The most obvious reason why big oil and gas companies would support a huge new tax on their own products is that it would kill coal first. Burning coal emits roughly twice as much carbon dioxide as producing the same amount of energy by burning natural gas. A $20 a ton of CO2 tax would roughly double the current price of coal used for producing electricity. That would provide a huge incentive for utilities to switch to natural gas. Exxon Mobil owns the world’s largest privately-owned reserves of natural gas. Shell and BP also own huge gas reserves.
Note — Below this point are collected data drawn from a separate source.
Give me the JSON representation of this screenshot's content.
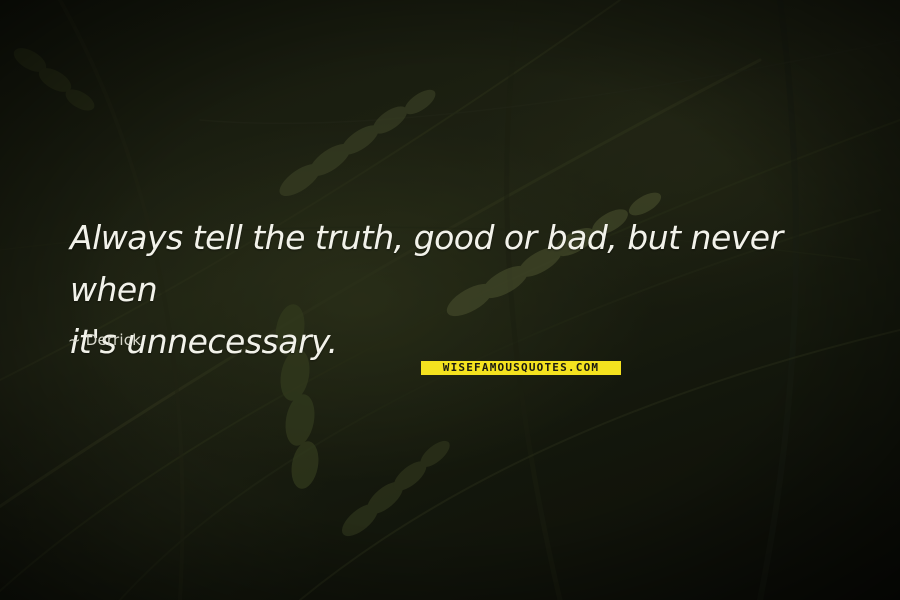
{
  "quote": {
    "line_1": "Always tell the truth, good or bad, but never when",
    "line_2": "it's unnecessary."
  },
  "author": "~ Derrick",
  "watermark": "WISEFAMOUSQUOTES.COM",
  "colors": {
    "quote_text": "#f2f2ea",
    "watermark_bg": "#f4e21f",
    "background": "#1d2212"
  }
}
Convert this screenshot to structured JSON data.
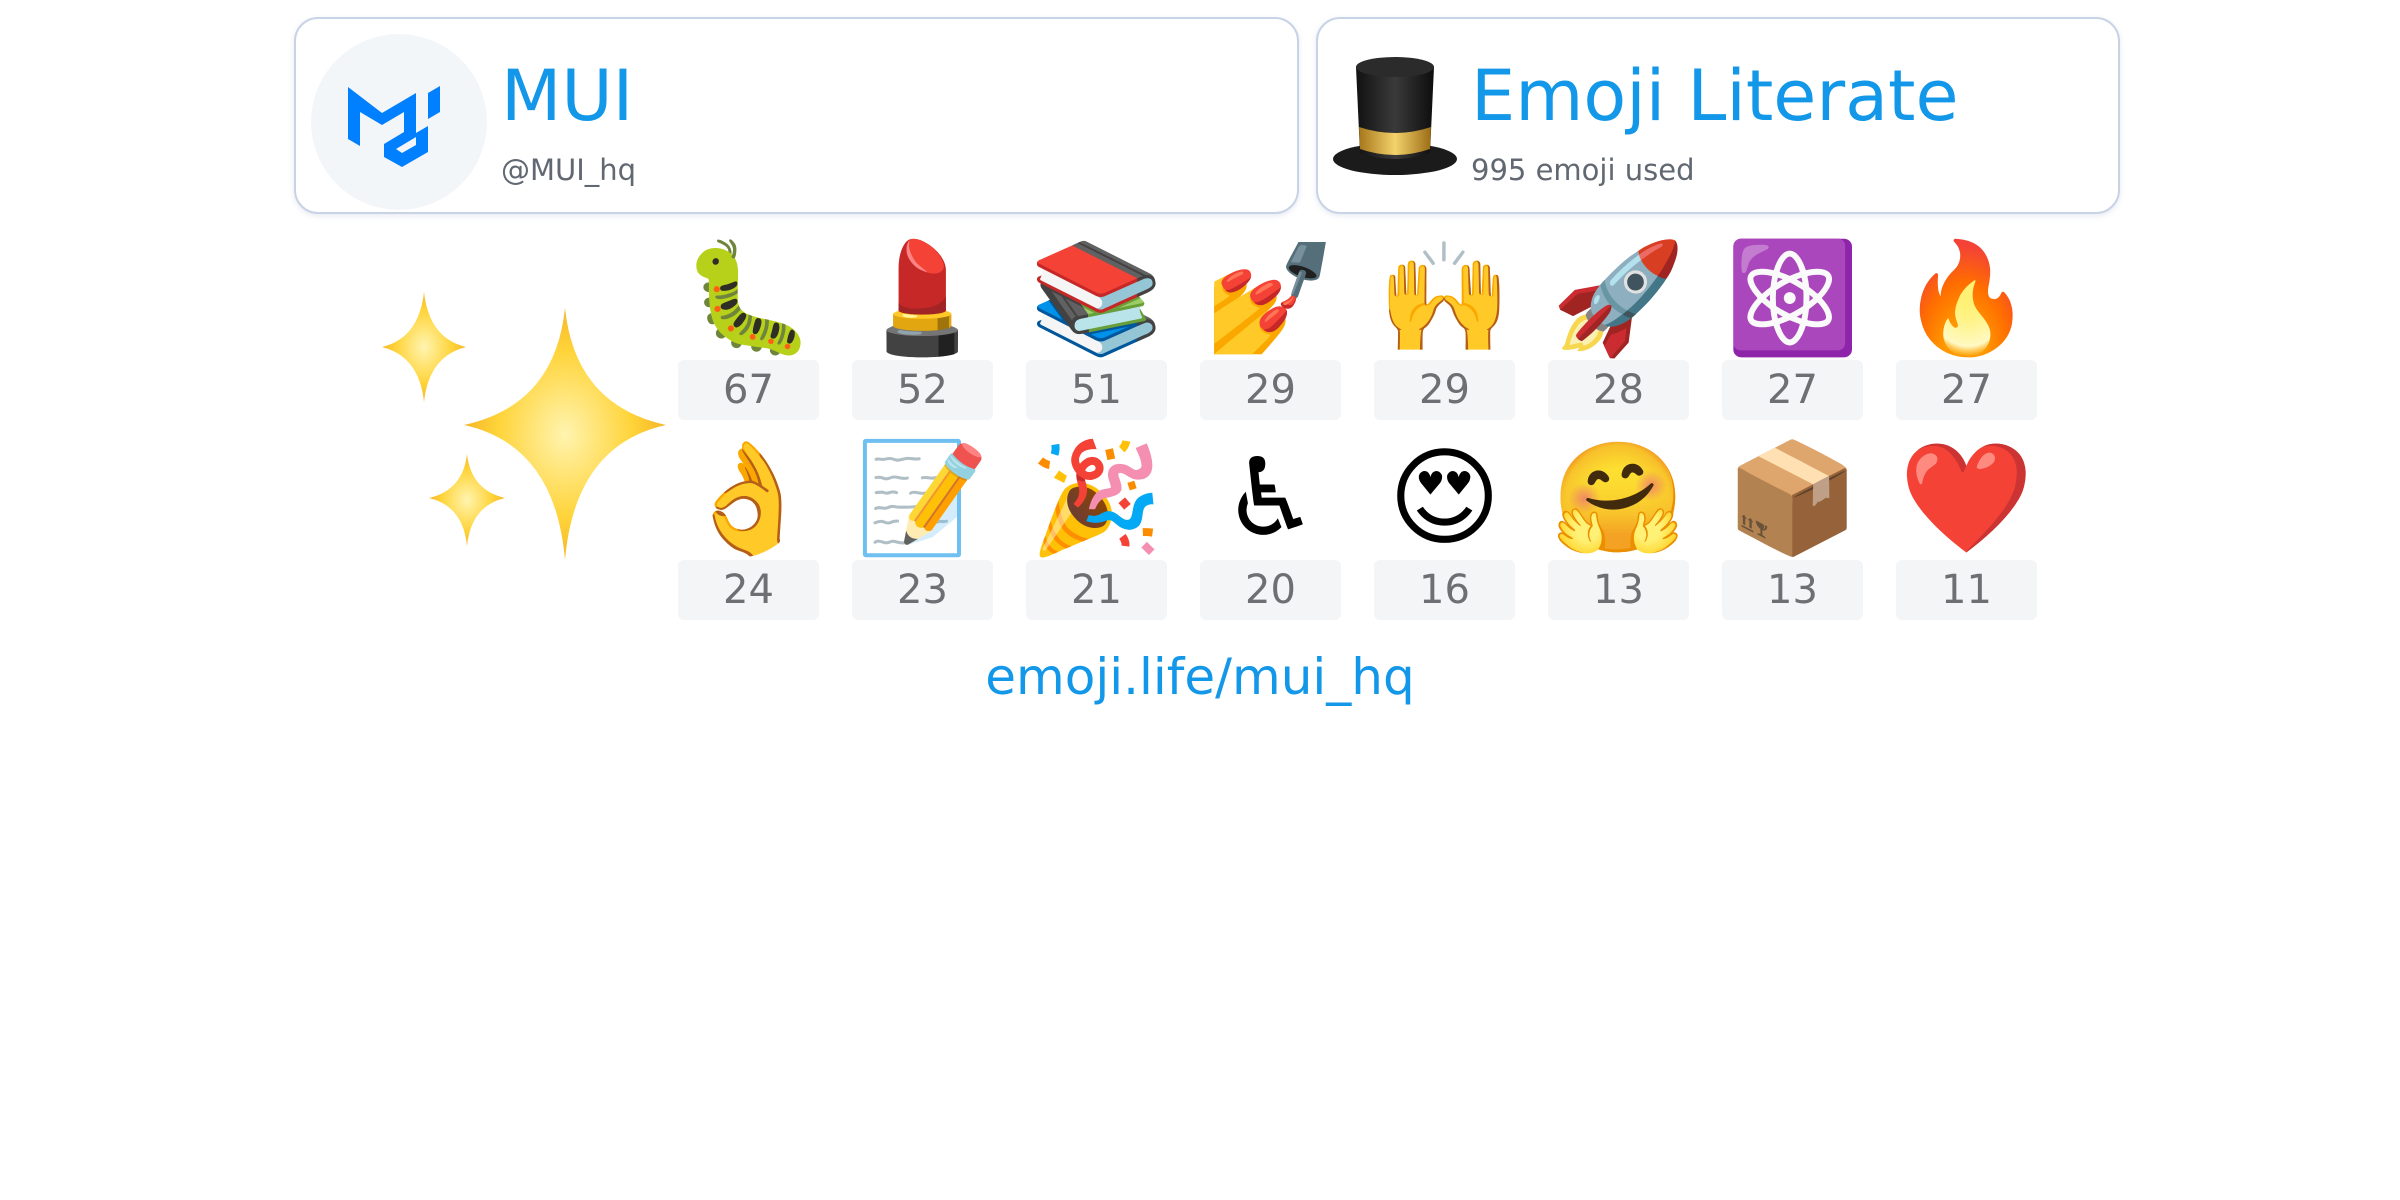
{
  "profile": {
    "name": "MUI",
    "handle": "@MUI_hq",
    "avatar_icon": "mui-logo-icon"
  },
  "badge": {
    "title": "Emoji Literate",
    "subtitle": "995 emoji used",
    "icon": "top-hat-icon"
  },
  "decoration_icon": "sparkles-icon",
  "emoji_stats": [
    {
      "emoji": "🐛",
      "name": "caterpillar-emoji",
      "count": "67"
    },
    {
      "emoji": "💄",
      "name": "lipstick-emoji",
      "count": "52"
    },
    {
      "emoji": "📚",
      "name": "books-emoji",
      "count": "51"
    },
    {
      "emoji": "💅",
      "name": "nail-polish-emoji",
      "count": "29"
    },
    {
      "emoji": "🙌",
      "name": "raising-hands-emoji",
      "count": "29"
    },
    {
      "emoji": "🚀",
      "name": "rocket-emoji",
      "count": "28"
    },
    {
      "emoji": "⚛️",
      "name": "atom-symbol-emoji",
      "count": "27"
    },
    {
      "emoji": "🔥",
      "name": "fire-emoji",
      "count": "27"
    },
    {
      "emoji": "👌",
      "name": "ok-hand-emoji",
      "count": "24"
    },
    {
      "emoji": "📝",
      "name": "memo-emoji",
      "count": "23"
    },
    {
      "emoji": "🎉",
      "name": "party-popper-emoji",
      "count": "21"
    },
    {
      "emoji": "♿",
      "name": "wheelchair-symbol-emoji",
      "count": "20"
    },
    {
      "emoji": "😍",
      "name": "heart-eyes-emoji",
      "count": "16"
    },
    {
      "emoji": "🤗",
      "name": "hugging-face-emoji",
      "count": "13"
    },
    {
      "emoji": "📦",
      "name": "package-emoji",
      "count": "13"
    },
    {
      "emoji": "❤️",
      "name": "red-heart-emoji",
      "count": "11"
    }
  ],
  "footer": {
    "link_text": "emoji.life/mui_hq"
  },
  "colors": {
    "accent": "#1397e8",
    "mui_blue": "#007fff",
    "card_border": "#c9d3e6",
    "count_bg": "#f4f5f7",
    "count_text": "#6d6f73"
  }
}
Shell has it’s HQ in the Hague, BP in the UK, but even though Exxon is headquartered in the U.S. most of it’s drilling is done internationally. And it might surprise you who the “leader” is in this international effort to impose a *carbon tax*: none other than Prince Charles, The Prince of Wales:

You can scroll through all the signatories on his site, one other major player is Norway’s StatOil, and of course all the environmentalists.

“The source hit hardest is coal,” David Kreutzer, a research fellow in energy economics at the Heritage Foundation in Washington who opposes the tax, said in an interview. “The biggest substitution for coal is going to be natural gas.”

Sen. Ron Wyden (D-OR) admits getting a carbon tax through Congress will be difficult, however we all know Obama’s propensity for back-door Executive Orders like amnesty and welfare DE-form.

So just like almost every other corporation, *Big Oil* is favoring “profits” over “principle.”